Dimensions variable
Projet d’attentat contre l’image? (Acte 3) by Sinzo Aanza brings together literature and objects in their varied forms. This project stems from the artist’s interest in the syncretism that emerged after Congo’s independence in 1960. In the work, the artist examines the culture and national identity of the Congo with regard to religion and images of colonial propaganda. The installation presents disparate cultural objects placed on the wall in a serpentine curve, interspersing Congolese masks and Bibles. These anthropological objects, bound by a chain, oscillate between tradition and colonization. In a typical literary reference, Aanza describes the work as “a poem of doubt and inconstancy” that underscores a particular ambivalence considered characteristic of the Congo. Projet d’attentat contre l’image? bridges the gap between the necessities of life in the here and now and the possibility of the Kingdom of Heaven—a utopian image promised by the Catholic and Protestant colonial missions, on the one hand; and the conflict between the construction of a national identity and individual identities, on the other.

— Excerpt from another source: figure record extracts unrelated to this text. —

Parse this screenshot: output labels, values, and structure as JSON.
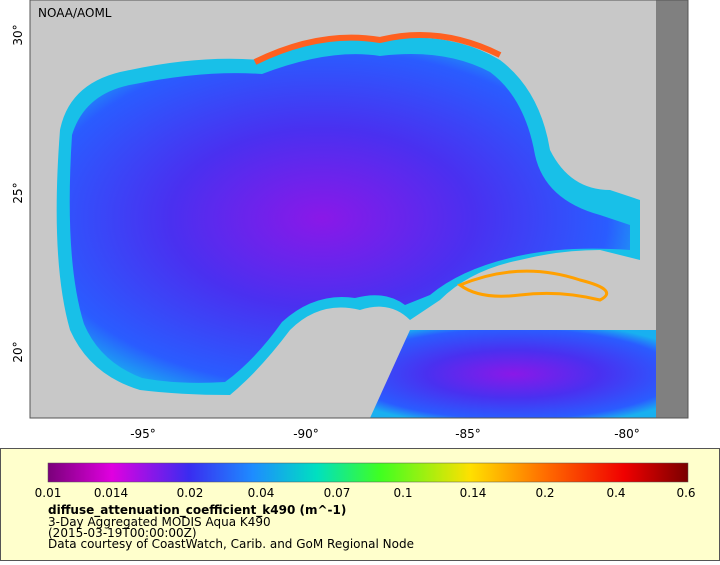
{
  "map": {
    "credit": "NOAA/AOML",
    "lat_labels": [
      "30°",
      "25°",
      "20°"
    ],
    "lon_labels": [
      "-95°",
      "-90°",
      "-85°",
      "-80°"
    ]
  },
  "legend": {
    "ticks": [
      "0.01",
      "0.014",
      "0.02",
      "0.04",
      "0.07",
      "0.1",
      "0.14",
      "0.2",
      "0.4",
      "0.6"
    ],
    "variable": "diffuse_attenuation_coefficient_k490 (m^-1)",
    "product": "3-Day Aggregated MODIS Aqua K490",
    "date": "(2015-03-19T00:00:00Z)",
    "source": "Data courtesy of CoastWatch, Carib. and GoM Regional Node"
  }
}
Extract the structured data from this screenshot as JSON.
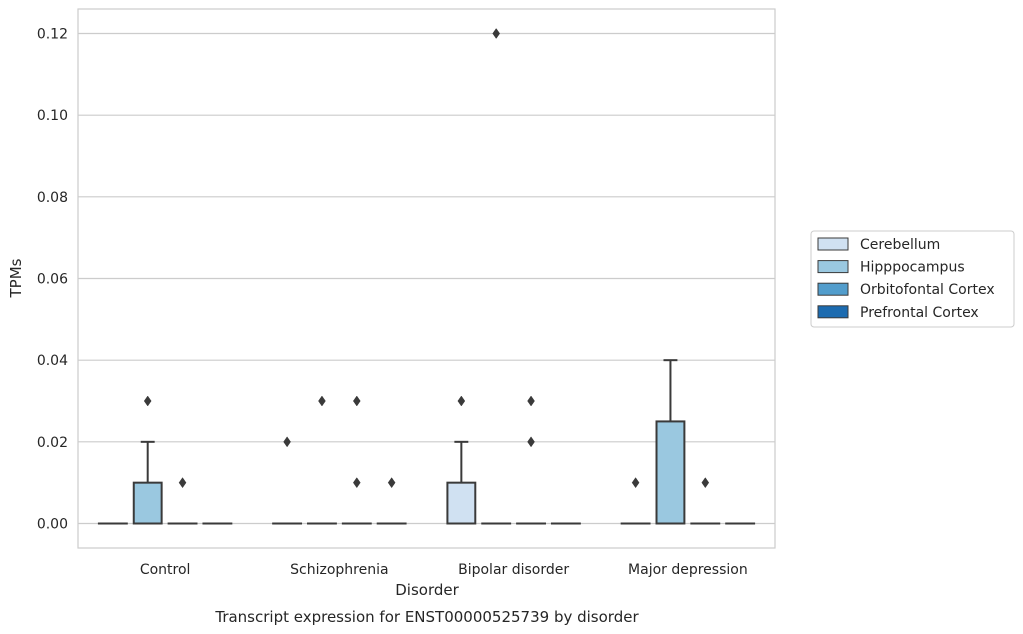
{
  "chart_data": {
    "type": "box",
    "title": "Transcript expression for ENST00000525739 by disorder",
    "xlabel": "Disorder",
    "ylabel": "TPMs",
    "ylim": [
      -0.006,
      0.126
    ],
    "yticks": [
      "0.00",
      "0.02",
      "0.04",
      "0.06",
      "0.08",
      "0.10",
      "0.12"
    ],
    "ytick_values": [
      0.0,
      0.02,
      0.04,
      0.06,
      0.08,
      0.1,
      0.12
    ],
    "grid": "horizontal",
    "legend_position": "right",
    "categories": [
      "Control",
      "Schizophrenia",
      "Bipolar disorder",
      "Major depression"
    ],
    "series": [
      {
        "name": "Cerebellum",
        "color": "#d0e1f2",
        "boxes": [
          {
            "q1": 0,
            "median": 0,
            "q3": 0,
            "whisker_low": 0,
            "whisker_high": 0,
            "outliers": []
          },
          {
            "q1": 0,
            "median": 0,
            "q3": 0,
            "whisker_low": 0,
            "whisker_high": 0,
            "outliers": [
              0.02
            ]
          },
          {
            "q1": 0,
            "median": 0,
            "q3": 0.01,
            "whisker_low": 0,
            "whisker_high": 0.02,
            "outliers": [
              0.03
            ]
          },
          {
            "q1": 0,
            "median": 0,
            "q3": 0,
            "whisker_low": 0,
            "whisker_high": 0,
            "outliers": [
              0.01
            ]
          }
        ]
      },
      {
        "name": "Hipppocampus",
        "color": "#9ac8e0",
        "boxes": [
          {
            "q1": 0,
            "median": 0,
            "q3": 0.01,
            "whisker_low": 0,
            "whisker_high": 0.02,
            "outliers": [
              0.03
            ]
          },
          {
            "q1": 0,
            "median": 0,
            "q3": 0,
            "whisker_low": 0,
            "whisker_high": 0,
            "outliers": [
              0.03
            ]
          },
          {
            "q1": 0,
            "median": 0,
            "q3": 0,
            "whisker_low": 0,
            "whisker_high": 0,
            "outliers": [
              0.12
            ]
          },
          {
            "q1": 0,
            "median": 0,
            "q3": 0.025,
            "whisker_low": 0,
            "whisker_high": 0.04,
            "outliers": []
          }
        ]
      },
      {
        "name": "Orbitofontal Cortex",
        "color": "#529dcc",
        "boxes": [
          {
            "q1": 0,
            "median": 0,
            "q3": 0,
            "whisker_low": 0,
            "whisker_high": 0,
            "outliers": [
              0.01
            ]
          },
          {
            "q1": 0,
            "median": 0,
            "q3": 0,
            "whisker_low": 0,
            "whisker_high": 0,
            "outliers": [
              0.03,
              0.01
            ]
          },
          {
            "q1": 0,
            "median": 0,
            "q3": 0,
            "whisker_low": 0,
            "whisker_high": 0,
            "outliers": [
              0.03,
              0.02
            ]
          },
          {
            "q1": 0,
            "median": 0,
            "q3": 0,
            "whisker_low": 0,
            "whisker_high": 0,
            "outliers": [
              0.01
            ]
          }
        ]
      },
      {
        "name": "Prefrontal Cortex",
        "color": "#1c6bb0",
        "boxes": [
          {
            "q1": 0,
            "median": 0,
            "q3": 0,
            "whisker_low": 0,
            "whisker_high": 0,
            "outliers": []
          },
          {
            "q1": 0,
            "median": 0,
            "q3": 0,
            "whisker_low": 0,
            "whisker_high": 0,
            "outliers": [
              0.01
            ]
          },
          {
            "q1": 0,
            "median": 0,
            "q3": 0,
            "whisker_low": 0,
            "whisker_high": 0,
            "outliers": []
          },
          {
            "q1": 0,
            "median": 0,
            "q3": 0,
            "whisker_low": 0,
            "whisker_high": 0,
            "outliers": []
          }
        ]
      }
    ]
  }
}
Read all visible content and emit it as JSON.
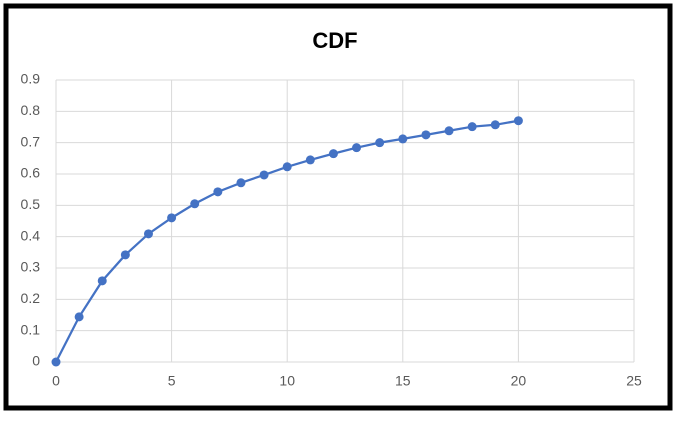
{
  "chart_data": {
    "type": "scatter-line",
    "title": "CDF",
    "x": [
      0,
      1,
      2,
      3,
      4,
      5,
      6,
      7,
      8,
      9,
      10,
      11,
      12,
      13,
      14,
      15,
      16,
      17,
      18,
      19,
      20
    ],
    "series": [
      {
        "color": "#4472c4",
        "values": [
          0,
          0.144,
          0.259,
          0.342,
          0.409,
          0.46,
          0.505,
          0.543,
          0.572,
          0.597,
          0.623,
          0.645,
          0.665,
          0.684,
          0.7,
          0.712,
          0.725,
          0.738,
          0.751,
          0.757,
          0.77
        ]
      }
    ],
    "xlim": [
      0,
      25
    ],
    "xticks": [
      0,
      5,
      10,
      15,
      20,
      25
    ],
    "ylim": [
      0,
      0.9
    ],
    "yticks": [
      0,
      0.1,
      0.2,
      0.3,
      0.4,
      0.5,
      0.6,
      0.7,
      0.8,
      0.9
    ],
    "grid": true
  }
}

Sinzo Aanza is a visual artist, poet, and playwright. Working predominantly in plastics and poetics, Aanza’s work considers the political situation in the Democratic Republic of Congo. Often irreverent, his work engages with topics such as the exploitation of natural resources, the representation of national identities, and the construction of the image of the Congo as a nation, and the investors and foreigners that profit from that image. The artist questions the colonial legacies and post-independence realities of the Congo, as well as the drift between these subjects in both his visual and literary works. Aanza is also the director of the second edition of the Yango Biennale held in Kinshasa in 2022.